Manawatu Standard

Tortured victim feared to be witch

- COURT REPORTER

A couple found guilty of forcing a girl to take very cold baths for long periods have appealed against their conviction­s.

The victim, now 18, said that when she was a child and in her early teens, she was made to take cold baths, with ice added, for so long that when she got out she could not walk properly or move her fingers.

She was stopped from putting on warm clothes afterwards.

The man was alleged to have cut off her hair, burnt her clothes, cut up her mattress so she had to sleep on the floor, and hit and slapped her.

The woman was accused of being a party to his acts of ill treatment, particular­ly forcing her to take the cold baths.

She was alleged to have been directly involved in tying up the girl with an electric cord. Suppressio­n orders protect the identity of the couple and the girl.

It was suggested the man believed the girl was a witch and was cursed.

Five judges in the Supreme Court heard yesterday that the trial in Auckland for the pair may have gone wrong because the jury heard ‘‘background’’ evidence of events when the mother and daughter lived in Palmerston North, and the man sometimes visited.

Later they moved to Auckland and lived with the man.

The main point of the appeal was whether a miscarriag­e of justice occurred at the trial when the jury heard evidence of events that happened in Palmerston North after the 2007 date when the charges began, but before the law changed in 2012 around the time the mother and daughter moved to Auckland. The period of the charges continued until 2014.
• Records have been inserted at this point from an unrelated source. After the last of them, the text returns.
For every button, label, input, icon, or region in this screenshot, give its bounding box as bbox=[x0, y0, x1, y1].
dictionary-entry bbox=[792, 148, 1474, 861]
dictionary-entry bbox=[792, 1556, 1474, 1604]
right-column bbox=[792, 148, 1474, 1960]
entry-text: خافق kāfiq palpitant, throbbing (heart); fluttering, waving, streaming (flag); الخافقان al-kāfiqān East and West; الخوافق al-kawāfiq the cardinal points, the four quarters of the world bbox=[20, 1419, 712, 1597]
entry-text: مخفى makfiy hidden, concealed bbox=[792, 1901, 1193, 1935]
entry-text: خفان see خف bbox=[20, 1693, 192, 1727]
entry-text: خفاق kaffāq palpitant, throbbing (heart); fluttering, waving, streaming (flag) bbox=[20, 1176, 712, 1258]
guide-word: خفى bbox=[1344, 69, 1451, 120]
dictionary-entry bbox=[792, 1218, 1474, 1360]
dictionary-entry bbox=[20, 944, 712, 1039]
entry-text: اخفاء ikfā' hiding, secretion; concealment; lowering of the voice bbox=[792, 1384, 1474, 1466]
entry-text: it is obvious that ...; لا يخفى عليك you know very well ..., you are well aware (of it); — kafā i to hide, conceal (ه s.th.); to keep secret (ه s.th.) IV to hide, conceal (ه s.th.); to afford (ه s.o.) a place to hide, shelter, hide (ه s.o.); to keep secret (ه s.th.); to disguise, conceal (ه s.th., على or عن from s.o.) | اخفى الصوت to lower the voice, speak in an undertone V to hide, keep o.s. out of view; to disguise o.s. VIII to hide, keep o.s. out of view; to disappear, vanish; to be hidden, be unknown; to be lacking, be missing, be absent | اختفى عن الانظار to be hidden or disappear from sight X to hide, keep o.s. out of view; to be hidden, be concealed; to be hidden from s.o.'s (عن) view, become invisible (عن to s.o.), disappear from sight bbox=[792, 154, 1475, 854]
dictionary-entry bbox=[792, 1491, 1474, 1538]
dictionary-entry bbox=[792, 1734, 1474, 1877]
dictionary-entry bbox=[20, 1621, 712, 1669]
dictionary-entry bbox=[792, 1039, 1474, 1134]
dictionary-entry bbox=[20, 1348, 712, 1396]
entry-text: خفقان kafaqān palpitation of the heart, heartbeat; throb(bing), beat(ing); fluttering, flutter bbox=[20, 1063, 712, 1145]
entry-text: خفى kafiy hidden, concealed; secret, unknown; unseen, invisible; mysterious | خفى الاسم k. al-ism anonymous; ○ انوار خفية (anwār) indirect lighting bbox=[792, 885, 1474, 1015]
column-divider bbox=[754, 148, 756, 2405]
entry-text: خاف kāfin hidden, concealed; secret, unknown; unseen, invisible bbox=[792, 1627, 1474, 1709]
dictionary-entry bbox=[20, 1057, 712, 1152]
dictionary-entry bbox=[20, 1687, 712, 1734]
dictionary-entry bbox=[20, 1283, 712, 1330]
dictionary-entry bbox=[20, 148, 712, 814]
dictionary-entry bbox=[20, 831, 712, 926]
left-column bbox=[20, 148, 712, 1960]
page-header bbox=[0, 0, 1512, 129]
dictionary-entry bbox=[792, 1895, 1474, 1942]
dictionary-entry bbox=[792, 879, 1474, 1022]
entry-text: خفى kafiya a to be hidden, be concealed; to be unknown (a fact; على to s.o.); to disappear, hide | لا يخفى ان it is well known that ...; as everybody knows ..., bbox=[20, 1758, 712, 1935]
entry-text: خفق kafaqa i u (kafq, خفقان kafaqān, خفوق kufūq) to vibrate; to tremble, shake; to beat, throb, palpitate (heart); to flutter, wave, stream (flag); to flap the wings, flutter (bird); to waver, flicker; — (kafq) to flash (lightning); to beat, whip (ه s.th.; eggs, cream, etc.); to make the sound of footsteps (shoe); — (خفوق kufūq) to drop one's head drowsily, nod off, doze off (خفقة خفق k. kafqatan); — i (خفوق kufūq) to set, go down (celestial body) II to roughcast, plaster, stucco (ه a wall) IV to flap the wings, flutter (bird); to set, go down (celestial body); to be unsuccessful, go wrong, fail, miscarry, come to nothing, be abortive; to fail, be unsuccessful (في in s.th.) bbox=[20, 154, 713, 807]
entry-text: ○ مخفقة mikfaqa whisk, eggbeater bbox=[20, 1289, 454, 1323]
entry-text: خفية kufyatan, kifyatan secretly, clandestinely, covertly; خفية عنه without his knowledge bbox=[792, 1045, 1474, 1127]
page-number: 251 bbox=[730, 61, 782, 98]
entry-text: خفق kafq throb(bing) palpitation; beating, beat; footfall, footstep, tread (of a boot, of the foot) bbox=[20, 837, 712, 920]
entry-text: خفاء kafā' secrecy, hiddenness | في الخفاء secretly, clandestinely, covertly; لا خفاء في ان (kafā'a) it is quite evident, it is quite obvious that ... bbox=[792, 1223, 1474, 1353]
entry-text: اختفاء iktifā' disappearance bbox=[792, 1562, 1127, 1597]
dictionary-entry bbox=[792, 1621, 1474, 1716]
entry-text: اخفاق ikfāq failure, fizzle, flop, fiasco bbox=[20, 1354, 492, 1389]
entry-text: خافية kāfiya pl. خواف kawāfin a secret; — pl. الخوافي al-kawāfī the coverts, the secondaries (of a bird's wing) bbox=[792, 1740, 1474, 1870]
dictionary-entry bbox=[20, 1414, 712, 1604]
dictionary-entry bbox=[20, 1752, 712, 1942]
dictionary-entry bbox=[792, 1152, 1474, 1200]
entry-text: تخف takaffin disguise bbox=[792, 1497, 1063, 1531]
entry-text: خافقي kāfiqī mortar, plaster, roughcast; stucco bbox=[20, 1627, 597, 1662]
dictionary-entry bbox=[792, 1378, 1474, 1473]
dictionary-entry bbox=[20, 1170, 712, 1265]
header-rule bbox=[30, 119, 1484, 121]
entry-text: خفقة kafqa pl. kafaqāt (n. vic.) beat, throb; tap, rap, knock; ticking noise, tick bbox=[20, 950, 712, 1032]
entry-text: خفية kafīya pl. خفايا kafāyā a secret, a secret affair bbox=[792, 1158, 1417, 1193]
Chief Justice Dame Sian Elias said the question for the appeal was whether the couple were convicted on a wrong basis.

The man’s lawyer, Rodney Hooker, said the evidence had focused as much on the Palmerston North events as it did on the Auckland ones.

The jury should have been told that a different standard applied to the acts in Palmerston North, when the man said he did not have charge of the girl.

The woman’s lawyer, Jonathan Krebs, said she had been convicted on a wrong basis so that for the first five years covered in the charge the mental element that had to be proved was different, but no-one told the jury that.

Crown lawyer Mark Lillico conceded mistakes were made, but he said that none of the acts happened only in Palmerston North, so the outcome would not have been affected. But another of the judges, Justice Susan Glazebrook, said if the prosecutor did not appreciate what the difference should have been, how could the jury know?

The man was sentenced to two years and three months’ jail, and the woman to one year and nine months’ jail, on charges of illtreatin­g the girl and assaulting her.

The Supreme Court reserved its decision.